Each of the matters scheduled to come before the Special Meeting requires the approval of the majority of the votes of the Shares of the Common Stock outstanding. Dwayne Fosseen owns or controls 9,034,900 shares or 68.01% of the Company’s Common Stock, and will be able to approve the matters presented in this Information Statement.

 

WE ARE NOT ASKING FOR A PROXY AND YOU ARE REQUESTED NOT TO SEND US A PROXY.

 

Proposal – Amendment to the Articles of Incorporation

 

Management is requesting approval of an amendment to the Company’s Articles of Incorporation to increase the authorized number of shares of Common Stock from 30,000,000 to 100,000,000 and to create a new preferred class of stock with 50,000,000 shares authorized.

 

The increase in authorized Common Stock is requested to give the Company options in the future for either stock splits and/or the raising of additional capital.

 

The preferred class of stock proposed will be “Blank Check” preferred stock granting the Board of Directors authority to issue the shares with terms and conditions to be determined. The purpose of the preferred stock could be used for raising additional capital. At the time of this notice, there are no commitments for preferred stock.

 

If this amendment is approved, Shareholders should be aware that additional stock, either common or preferred, could be issued without their approval. If additional stock is issued, anti-takeover provisions could be included in the terms of issuance.

 

It should be noted that any additional issuance of Common Stock or the issuance of preferred shares as described above would be dilutive in nature to current shareholders with respect to voting rights. The additional issuances might also be dilutive with respect to economic value. The effect of the dilution is not determinable at this time.

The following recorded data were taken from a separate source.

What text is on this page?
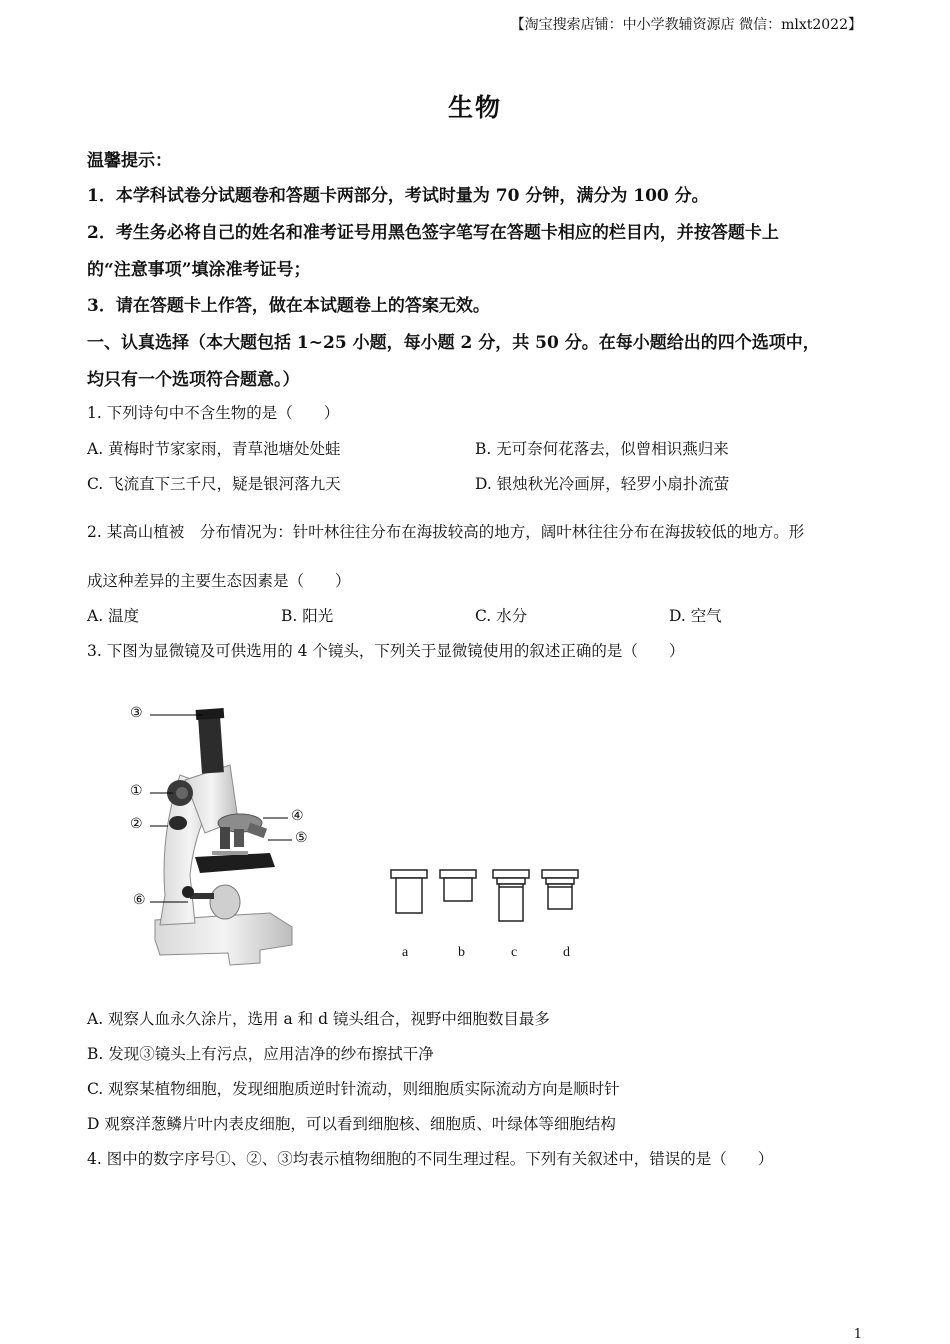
【淘宝搜索店铺：中小学教辅资源店 微信：mlxt2022】
生物
温馨提示：
1．本学科试卷分试题卷和答题卡两部分，考试时量为 70 分钟，满分为 100 分。
2．考生务必将自己的姓名和准考证号用黑色签字笔写在答题卡相应的栏目内，并按答题卡上
的“注意事项”填涂准考证号；
3．请在答题卡上作答，做在本试题卷上的答案无效。
一、认真选择（本大题包括 1~25 小题，每小题 2 分，共 50 分。在每小题给出的四个选项中，
均只有一个选项符合题意。）
1. 下列诗句中不含生物的是（　　）
A. 黄梅时节家家雨，青草池塘处处蛙	B. 无可奈何花落去，似曾相识燕归来
C. 飞流直下三千尺，疑是银河落九天	D. 银烛秋光冷画屏，轻罗小扇扑流萤
2. 某高山植被　分布情况为：针叶林往往分布在海拔较高的地方，阔叶林往往分布在海拔较低的地方。形
成这种差异的主要生态因素是（　　）
A. 温度	B. 阳光	C. 水分	D. 空气
3. 下图为显微镜及可供选用的 4 个镜头，下列关于显微镜使用的叙述正确的是（　　）
③
①
②
④
⑤
⑥
a	b	c	d
A. 观察人血永久涂片，选用 a 和 d 镜头组合，视野中细胞数目最多
B. 发现③镜头上有污点，应用洁净的纱布擦拭干净
C. 观察某植物细胞，发现细胞质逆时针流动，则细胞质实际流动方向是顺时针
D 观察洋葱鳞片叶内表皮细胞，可以看到细胞核、细胞质、叶绿体等细胞结构
4. 图中的数字序号①、②、③均表示植物细胞的不同生理过程。下列有关叙述中，错误的是（　　）
1
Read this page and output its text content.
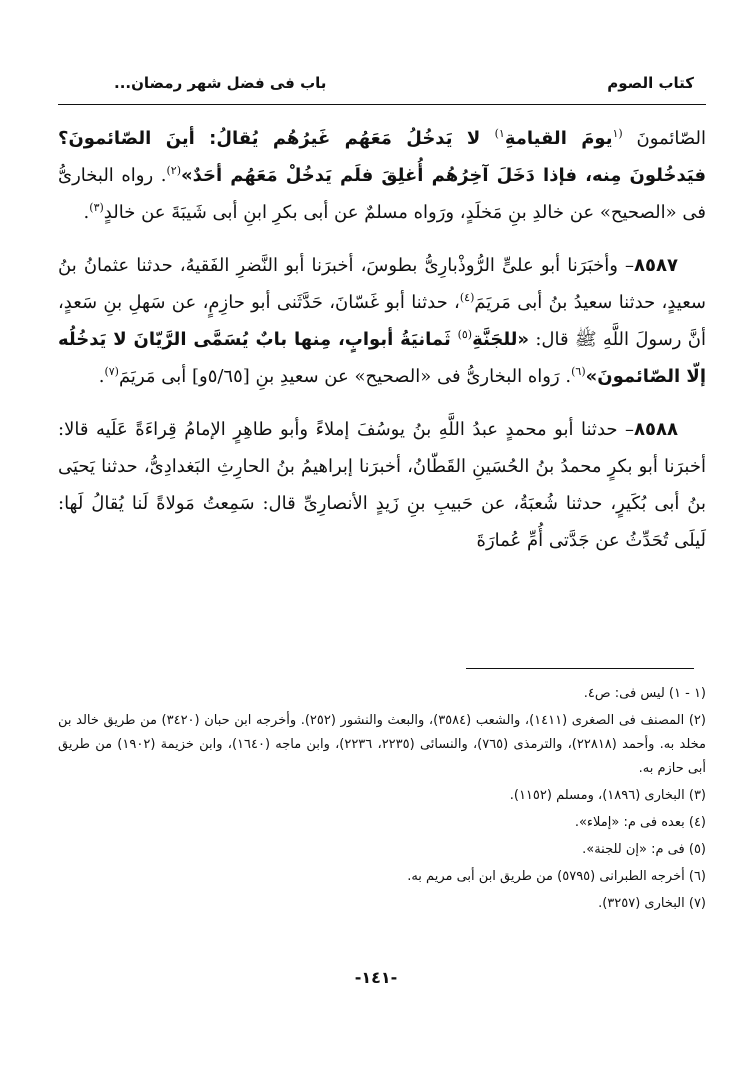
كتاب الصوم
باب فى فضل شهر رمضان...

الصّائمونَ $^{(١}$يومَ القيامةِ$^{١)}$ لا يَدخُلُ مَعَهُم غَيرُهُم يُقالُ: أينَ الصّائمونَ؟ فيَدخُلونَ مِنه، فإذا دَخَلَ آخِرُهُم أُغلِقَ فلَم يَدخُلْ مَعَهُم أحَدٌ»$^{(٢)}$. رواه البخارىُّ فى «الصحيح» عن خالدِ بنِ مَخلَدٍ، ورَواه مسلمٌ عن أبى بكرِ ابنِ أبى شَيبَةَ عن خالدٍ$^{(٣)}$.

٨٥٨٧– وأخبَرَنا أبو علىٍّ الرُّوذْبارِىُّ بطوسَ، أخبرَنا أبو النَّضرِ الفَقيهُ، حدثنا عثمانُ بنُ سعيدٍ، حدثنا سعيدُ بنُ أبى مَريَمَ$^{(٤)}$، حدثنا أبو غَسّانَ، حَدَّثَنى أبو حازِمٍ، عن سَهلِ بنِ سَعدٍ، أنَّ رسولَ اللَّهِ ﷺ قال: «للجَنَّةِ$^{(٥)}$ ثَمانيَةُ أبوابٍ، مِنها بابٌ يُسَمَّى الرَّيّانَ لا يَدخُلُه إلّا الصّائمونَ»$^{(٦)}$. رَواه البخارىُّ فى «الصحيح» عن سعيدِ بنِ [٥/٦٥و] أبى مَريَمَ$^{(٧)}$.

٨٥٨٨– حدثنا أبو محمدٍ عبدُ اللَّهِ بنُ يوسُفَ إملاءً وأبو طاهِرٍ الإمامُ قِراءَةً عَلَيه قالا: أخبرَنا أبو بكرٍ محمدُ بنُ الحُسَينِ القَطّانُ، أخبرَنا إبراهيمُ بنُ الحارِثِ البَغدادِىُّ، حدثنا يَحيَى بنُ أبى بُكَيرٍ، حدثنا شُعبَةُ، عن حَبيبِ بنِ زَيدٍ الأنصارِىِّ قال: سَمِعتُ مَولاةً لَنا يُقالُ لَها: لَيلَى تُحَدِّثُ عن جَدَّتى أُمِّ عُمارَةَ

(١ - ١) ليس فى: ص٤.
(٢) المصنف فى الصغرى (١٤١١)، والشعب (٣٥٨٤)، والبعث والنشور (٢٥٢). وأخرجه ابن حبان (٣٤٢٠) من طريق خالد بن مخلد به. وأحمد (٢٢٨١٨)، والترمذى (٧٦٥)، والنسائى (٢٢٣٥، ٢٢٣٦)، وابن ماجه (١٦٤٠)، وابن خزيمة (١٩٠٢) من طريق أبى حازم به.
(٣) البخارى (١٨٩٦)، ومسلم (١١٥٢).
(٤) بعده فى م: «إملاء».
(٥) فى م: «إن للجنة».
(٦) أخرجه الطبرانى (٥٧٩٥) من طريق ابن أبى مريم به.
(٧) البخارى (٣٢٥٧).
-١٤١-
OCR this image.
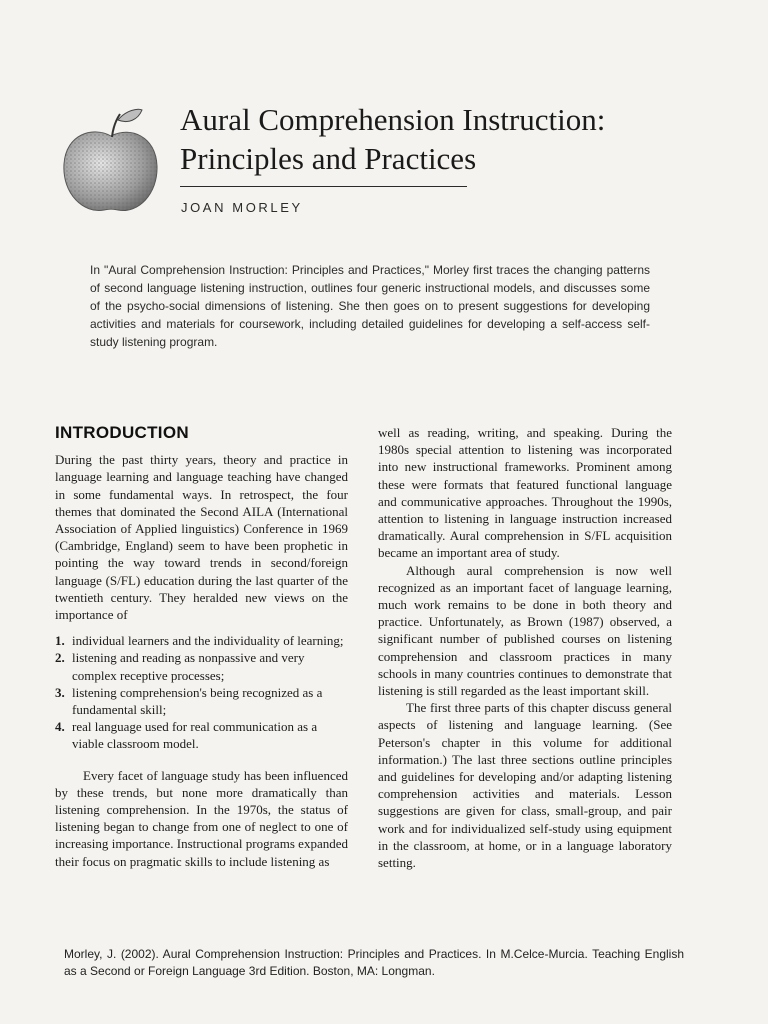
Aural Comprehension Instruction:
Principles and Practices
JOAN MORLEY

In "Aural Comprehension Instruction: Principles and Practices," Morley first traces the changing patterns of second language listening instruction, outlines four generic instructional models, and discusses some of the psycho-social dimensions of listening. She then goes on to present suggestions for developing activities and materials for coursework, including detailed guidelines for developing a self-access self-study listening program.

INTRODUCTION

During the past thirty years, theory and practice in language learning and language teaching have changed in some fundamental ways. In retrospect, the four themes that dominated the Second AILA (International Association of Applied linguistics) Conference in 1969 (Cambridge, England) seem to have been prophetic in pointing the way toward trends in second/foreign language (S/FL) education during the last quarter of the twentieth century. They heralded new views on the importance of

1. individual learners and the individuality of learning;
2. listening and reading as nonpassive and very complex receptive processes;
3. listening comprehension's being recognized as a fundamental skill;
4. real language used for real communication as a viable classroom model.

Every facet of language study has been influenced by these trends, but none more dramatically than listening comprehension. In the 1970s, the status of listening began to change from one of neglect to one of increasing importance. Instructional programs expanded their focus on pragmatic skills to include listening as

well as reading, writing, and speaking. During the 1980s special attention to listening was incorporated into new instructional frameworks. Prominent among these were formats that featured functional language and communicative approaches. Throughout the 1990s, attention to listening in language instruction increased dramatically. Aural comprehension in S/FL acquisition became an important area of study.

Although aural comprehension is now well recognized as an important facet of language learning, much work remains to be done in both theory and practice. Unfortunately, as Brown (1987) observed, a significant number of published courses on listening comprehension and classroom practices in many schools in many countries continues to demonstrate that listening is still regarded as the least important skill.

The first three parts of this chapter discuss general aspects of listening and language learning. (See Peterson's chapter in this volume for additional information.) The last three sections outline principles and guidelines for developing and/or adapting listening comprehension activities and materials. Lesson suggestions are given for class, small-group, and pair work and for individualized self-study using equipment in the classroom, at home, or in a language laboratory setting.

Morley, J. (2002). Aural Comprehension Instruction: Principles and Practices. In M.Celce-Murcia. Teaching English as a Second or Foreign Language 3rd Edition. Boston, MA: Longman.
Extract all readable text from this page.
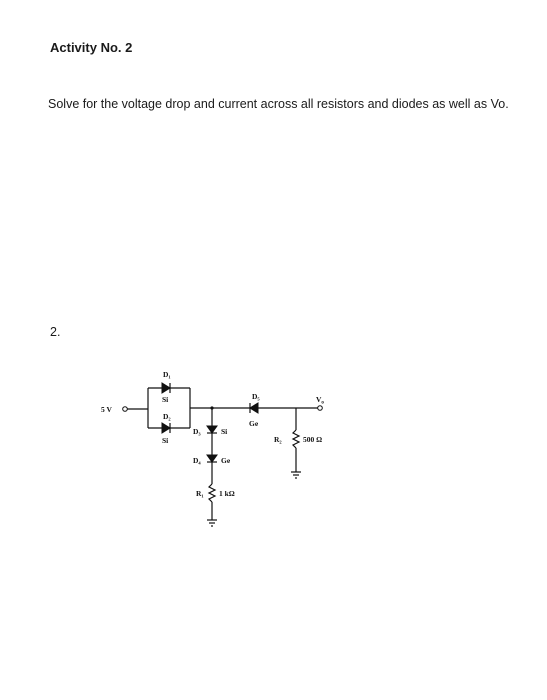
Activity No. 2
Solve for the voltage drop and current across all resistors and diodes as well as Vo.
2.
5 V
D₁
Si
D₂
Si
D₅
Ge
$V_o$
R₂	500 Ω
D₃	Si
D₄	Ge
R₁ 1 kΩ
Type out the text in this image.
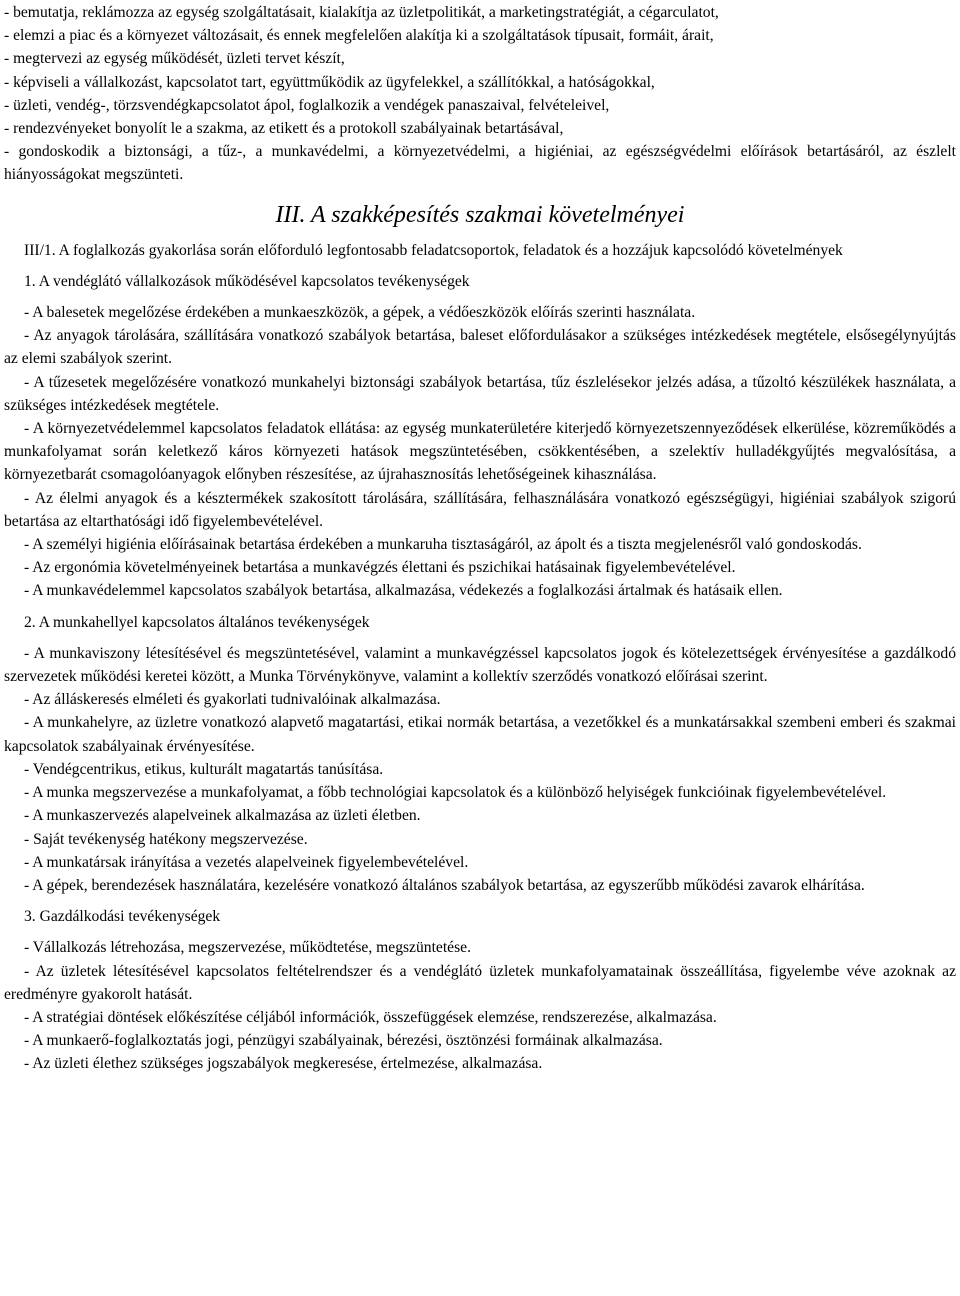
- bemutatja, reklámozza az egység szolgáltatásait, kialakítja az üzletpolitikát, a marketingstratégiát, a cégarculatot,

- elemzi a piac és a környezet változásait, és ennek megfelelően alakítja ki a szolgáltatások típusait, formáit, árait,

- megtervezi az egység működését, üzleti tervet készít,

- képviseli a vállalkozást, kapcsolatot tart, együttműködik az ügyfelekkel, a szállítókkal, a hatóságokkal,

- üzleti, vendég-, törzsvendégkapcsolatot ápol, foglalkozik a vendégek panaszaival, felvételeivel,

- rendezvényeket bonyolít le a szakma, az etikett és a protokoll szabályainak betartásával,

- gondoskodik a biztonsági, a tűz-, a munkavédelmi, a környezetvédelmi, a higiéniai, az egészségvédelmi előírások betartásáról, az észlelt hiányosságokat megszünteti.

III. A szakképesítés szakmai követelményei

III/1. A foglalkozás gyakorlása során előforduló legfontosabb feladatcsoportok, feladatok és a hozzájuk kapcsolódó követelmények

1. A vendéglátó vállalkozások működésével kapcsolatos tevékenységek

- A balesetek megelőzése érdekében a munkaeszközök, a gépek, a védőeszközök előírás szerinti használata.

- Az anyagok tárolására, szállítására vonatkozó szabályok betartása, baleset előfordulásakor a szükséges intézkedések megtétele, elsősegélynyújtás az elemi szabályok szerint.

- A tűzesetek megelőzésére vonatkozó munkahelyi biztonsági szabályok betartása, tűz észlelésekor jelzés adása, a tűzoltó készülékek használata, a szükséges intézkedések megtétele.

- A környezetvédelemmel kapcsolatos feladatok ellátása: az egység munkaterületére kiterjedő környezetszennyeződések elkerülése, közreműködés a munkafolyamat során keletkező káros környezeti hatások megszüntetésében, csökkentésében, a szelektív hulladékgyűjtés megvalósítása, a környezetbarát csomagolóanyagok előnyben részesítése, az újrahasznosítás lehetőségeinek kihasználása.

- Az élelmi anyagok és a késztermékek szakosított tárolására, szállítására, felhasználására vonatkozó egészségügyi, higiéniai szabályok szigorú betartása az eltarthatósági idő figyelembevételével.

- A személyi higiénia előírásainak betartása érdekében a munkaruha tisztaságáról, az ápolt és a tiszta megjelenésről való gondoskodás.

- Az ergonómia követelményeinek betartása a munkavégzés élettani és pszichikai hatásainak figyelembevételével.

- A munkavédelemmel kapcsolatos szabályok betartása, alkalmazása, védekezés a foglalkozási ártalmak és hatásaik ellen.

2. A munkahellyel kapcsolatos általános tevékenységek

- A munkaviszony létesítésével és megszüntetésével, valamint a munkavégzéssel kapcsolatos jogok és kötelezettségek érvényesítése a gazdálkodó szervezetek működési keretei között, a Munka Törvénykönyve, valamint a kollektív szerződés vonatkozó előírásai szerint.

- Az álláskeresés elméleti és gyakorlati tudnivalóinak alkalmazása.

- A munkahelyre, az üzletre vonatkozó alapvető magatartási, etikai normák betartása, a vezetőkkel és a munkatársakkal szembeni emberi és szakmai kapcsolatok szabályainak érvényesítése.

- Vendégcentrikus, etikus, kulturált magatartás tanúsítása.

- A munka megszervezése a munkafolyamat, a főbb technológiai kapcsolatok és a különböző helyiségek funkcióinak figyelembevételével.

- A munkaszervezés alapelveinek alkalmazása az üzleti életben.

- Saját tevékenység hatékony megszervezése.

- A munkatársak irányítása a vezetés alapelveinek figyelembevételével.

- A gépek, berendezések használatára, kezelésére vonatkozó általános szabályok betartása, az egyszerűbb működési zavarok elhárítása.

3. Gazdálkodási tevékenységek

- Vállalkozás létrehozása, megszervezése, működtetése, megszüntetése.

- Az üzletek létesítésével kapcsolatos feltételrendszer és a vendéglátó üzletek munkafolyamatainak összeállítása, figyelembe véve azoknak az eredményre gyakorolt hatását.

- A stratégiai döntések előkészítése céljából információk, összefüggések elemzése, rendszerezése, alkalmazása.

- A munkaerő-foglalkoztatás jogi, pénzügyi szabályainak, bérezési, ösztönzési formáinak alkalmazása.

- Az üzleti élethez szükséges jogszabályok megkeresése, értelmezése, alkalmazása.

Schedule of Beneficial Ownership

December 1, 2003

 

Name, Position and Address of Beneficial Owner


   Amount
Beneficially
Owned


    Percent
of Class


 

Dwayne Fosseen, Director, Chairman

Of the Board and Chief Executive Officer

206 May Street

Radcliffe, IA 50230

   9,070,900 (a)   68.0 %

Don Williams, Director

206 May Street

Radcliffe, IA 50230

   347,800     2.6  

J Richard Relick, Director and former

Chief Operating Officer

206 May Street

Radcliffe, IA 50230

   100,400 (b)   .7 %

Greg DeJong, Director

206 May Street

Radcliffe, IA 50230

   20,000     .1 %

All Directors and Officers as a Group (4 persons)

   9,916,830 (c)   71.4 %

 

(a) Dwayne Fosseen’s beneficial ownership includes 3,200 shares owned by family members in his household and 36,000 shares, which are acquirable pursuant to the exercise of outstanding stock options owned by his spouse.

 

(b) J. Richard Relick’s beneficial ownership includes 100,000 shares, which are acquirable pursuant to the exercise of out- standing stock options.

 

(c) The beneficial ownership of all directors and executive officers as a group includes 136,000 shares which are acquirable pursuant to the exercise of outstanding stock options.